Photo: UFStudents and visitors watch as thousands of bats fly out of UF's bat houses on Museum Road.
Batty: UF builds a third bat house
On Sunday, Dec. 6, 1987, a grease fire leveled the University of Florida’s historic Johnson Hall, which had been home to UF’s first official dining hall, the Rathskeller pub and, less widely known, a colony of 1,000 bats that lived in the attic.
Initially, the bats scattered. At first, no one knew where. But in time, it was discovered that hundreds had nestled into the upper reaches of the tennis stadium, the track venue and even the rafters of Florida Field. Spectators, during games and matches, started to notice the bats and feel droplets of bat guano and urine raining down.
The fans were not at all amused, leaving a difficult problem for the university. Driving bats away from a favored place, especially a high, hard-to-get-to spot like the top of a stadium, is a tricky business: First, they’d have to be removed, carefully — they are protected by Florida law — and then wire mesh would have to be installed to keep them from coming back.
UF’s Division of Environmental Health and Safety, which numbers pest control among its responsibilities, began working to exclude the bats, but the university also tried something else — it built a massive bat house near the edge of Lake Alice. The $25,000 project, which created room for more than 200,000 bats, was paid for by an Athletic Association booster and was finished in 1991.

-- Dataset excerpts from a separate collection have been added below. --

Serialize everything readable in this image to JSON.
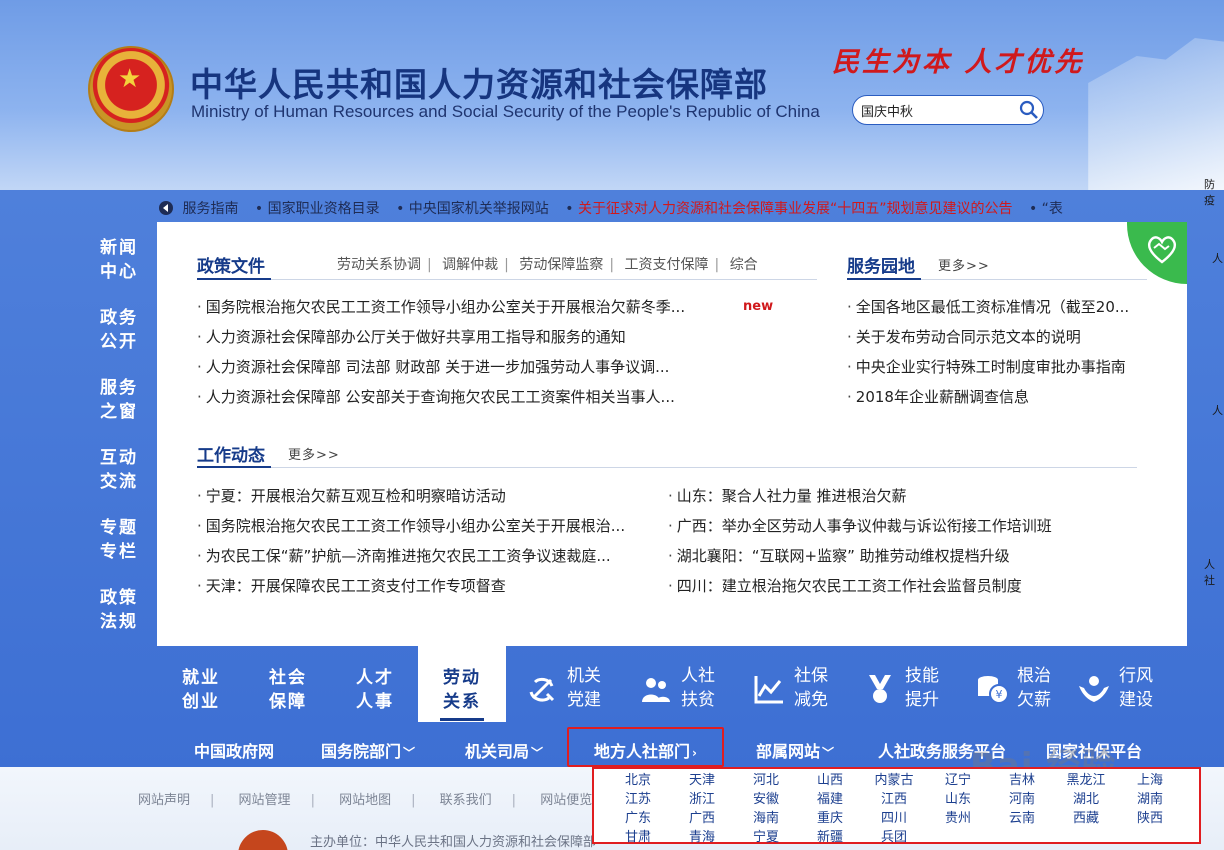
{
  "header": {
    "title_cn": "中华人民共和国人力资源和社会保障部",
    "title_en": "Ministry of Human Resources and Social Security of the People's Republic of China",
    "slogan": "民生为本 人才优先",
    "search": {
      "value": "国庆中秋",
      "placeholder": ""
    }
  },
  "ticker": {
    "items": [
      "服务指南",
      "国家职业资格目录",
      "中央国家机关举报网站"
    ],
    "hot_item": "关于征求对人力资源和社会保障事业发展“十四五”规划意见建议的公告",
    "tail": "“表"
  },
  "right_edge": [
    "防疫",
    "人",
    "人",
    "人社"
  ],
  "left_nav": [
    {
      "line1": "新闻",
      "line2": "中心"
    },
    {
      "line1": "政务",
      "line2": "公开"
    },
    {
      "line1": "服务",
      "line2": "之窗"
    },
    {
      "line1": "互动",
      "line2": "交流"
    },
    {
      "line1": "专题",
      "line2": "专栏"
    },
    {
      "line1": "政策",
      "line2": "法规"
    }
  ],
  "policy": {
    "heading": "政策文件",
    "tabs": [
      "劳动关系协调",
      "调解仲裁",
      "劳动保障监察",
      "工资支付保障",
      "综合"
    ],
    "new_tag": "new",
    "items": [
      "国务院根治拖欠农民工工资工作领导小组办公室关于开展根治欠薪冬季...",
      "人力资源社会保障部办公厅关于做好共享用工指导和服务的通知",
      "人力资源社会保障部 司法部 财政部 关于进一步加强劳动人事争议调...",
      "人力资源社会保障部 公安部关于查询拖欠农民工工资案件相关当事人..."
    ]
  },
  "service": {
    "heading": "服务园地",
    "more": "更多>>",
    "items": [
      "全国各地区最低工资标准情况（截至20...",
      "关于发布劳动合同示范文本的说明",
      "中央企业实行特殊工时制度审批办事指南",
      "2018年企业薪酬调查信息"
    ]
  },
  "news": {
    "heading": "工作动态",
    "more": "更多>>",
    "left_items": [
      "宁夏：开展根治欠薪互观互检和明察暗访活动",
      "国务院根治拖欠农民工工资工作领导小组办公室关于开展根治...",
      "为农民工保“薪”护航—济南推进拖欠农民工工资争议速裁庭...",
      "天津：开展保障农民工工资支付工作专项督查"
    ],
    "right_items": [
      "山东：聚合人社力量 推进根治欠薪",
      "广西：举办全区劳动人事争议仲裁与诉讼衔接工作培训班",
      "湖北襄阳：“互联网+监察” 助推劳动维权提档升级",
      "四川：建立根治拖欠农民工工资工作社会监督员制度"
    ]
  },
  "categories": {
    "tabs": [
      {
        "line1": "就业",
        "line2": "创业"
      },
      {
        "line1": "社会",
        "line2": "保障"
      },
      {
        "line1": "人才",
        "line2": "人事"
      },
      {
        "line1": "劳动",
        "line2": "关系"
      }
    ],
    "icon_items": [
      {
        "line1": "机关",
        "line2": "党建",
        "icon": "party-emblem-icon"
      },
      {
        "line1": "人社",
        "line2": "扶贫",
        "icon": "people-icon"
      },
      {
        "line1": "社保",
        "line2": "减免",
        "icon": "chart-icon"
      },
      {
        "line1": "技能",
        "line2": "提升",
        "icon": "medal-icon"
      },
      {
        "line1": "根治",
        "line2": "欠薪",
        "icon": "coins-icon"
      },
      {
        "line1": "行风",
        "line2": "建设",
        "icon": "hands-icon"
      }
    ]
  },
  "bottom_nav": [
    {
      "label": "中国政府网",
      "chev": ""
    },
    {
      "label": "国务院部门",
      "chev": "﹀"
    },
    {
      "label": "机关司局",
      "chev": "﹀"
    },
    {
      "label": "地方人社部门",
      "chev": "›"
    },
    {
      "label": "部属网站",
      "chev": "﹀"
    },
    {
      "label": "人社政务服务平台",
      "chev": ""
    },
    {
      "label": "国家社保平台",
      "chev": ""
    }
  ],
  "regions": [
    [
      "北京",
      "天津",
      "河北",
      "山西",
      "内蒙古",
      "辽宁",
      "吉林",
      "黑龙江",
      "上海"
    ],
    [
      "江苏",
      "浙江",
      "安徽",
      "福建",
      "江西",
      "山东",
      "河南",
      "湖北",
      "湖南"
    ],
    [
      "广东",
      "广西",
      "海南",
      "重庆",
      "四川",
      "贵州",
      "云南",
      "西藏",
      "陕西"
    ],
    [
      "甘肃",
      "青海",
      "宁夏",
      "新疆",
      "兵团"
    ]
  ],
  "footer": {
    "links": [
      "网站声明",
      "网站管理",
      "网站地图",
      "联系我们",
      "网站便览"
    ],
    "host": "主办单位：中华人民共和国人力资源和社会保障部"
  },
  "watermark": "Bai 经验",
  "colors": {
    "brand_blue": "#163b8a",
    "accent_red": "#d0191c",
    "badge_green": "#3aba4d"
  }
}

The bats didn’t take to it right away. Bill Properzio, director of UF’s Division of Environmental Health and Safety, says his workers tried everything. They captured bats and carefully placed them between the bat house’s plywood fins, where the bats could climb in and hang on. The bats would stay for a day, but at night would fly off to feed on insects and wouldn’t return.
In response, workers tried slathering guano on the slats in hopes that the odor would entice the bats to stay. That failed as well.
The workers even piped in recorded bat squeaks, thinking that might be inviting.
“That didn’t do any good, either,” Properzio says. “In retrospect, we didn’t know what the other bats were saying.”
Three years later, a few bats finally started staying. And within a few years, the house was alive with bats. Students and tourists began congregating between the house and the lake to wait for the colony to emerge at dusk and fill the sky with wave after wave of bats.
“We had no idea that the public would be so interested,” Properzio says. “That wasn’t part of the original plan.”
By 2009, the bat house was becoming too popular — not with the people, but with bats. The weight of the tiny mammals and their guano, which had been supported by deteriorating, urine-soaked slats of wood, caused the center section of the house to collapse, killing about 100 bats and making the rest of the structure unsafe for the thousands that stayed.
After making repairs, UF officials decided the bats needed more space and built a second bat house, nicknamed the “bat barn,” next door. Constructed for less than $50,000, the bat barn was designed to allow the guano to fall to the ground rather than build up inside. Together, the two structures have space for more than 700,000 bats.
The bats took to the barn within three or four months. Now about 400,000 bats — who consume an estimated 2.5 billion insects every night — live in the two structures. The colony, consisting of Brazilian free-tailed bats (Tadarida brasiliensis), Southeastern bats (Myotis austroriparius) and evening bats (Nycticeius humeralis), eat “any insect that flies, including mosquitos,” says Paul Ramey, assistant director of marketing and public relations at the Florida Museum of Natural History.
Last year, UF officials decided a third house was needed because of the uncertain future of the original bat house. Although it was repaired in 2009, the original is 26 years old and, as the guano builds up, it’s deteriorating like before. It could fall at any time.
“We don’t want to wait for another collapse before we do something,” Ramey says.
The third bat structure was recently completed at a cost of $90,000. Known as the second bat barn, it essentially replaces the original bat house, which will eventually be removed. The new one is larger than the original and is designed to allow the guano to fall to the ground. It also includes some concrete-fiber siding as part of its construction.
The only question is: Will the bats take to it?
Properzio hopes so.
“We’re not going to play bat sounds this time, and we’re not going to put guano in there,” he says. “We’re just going to sit back and see.”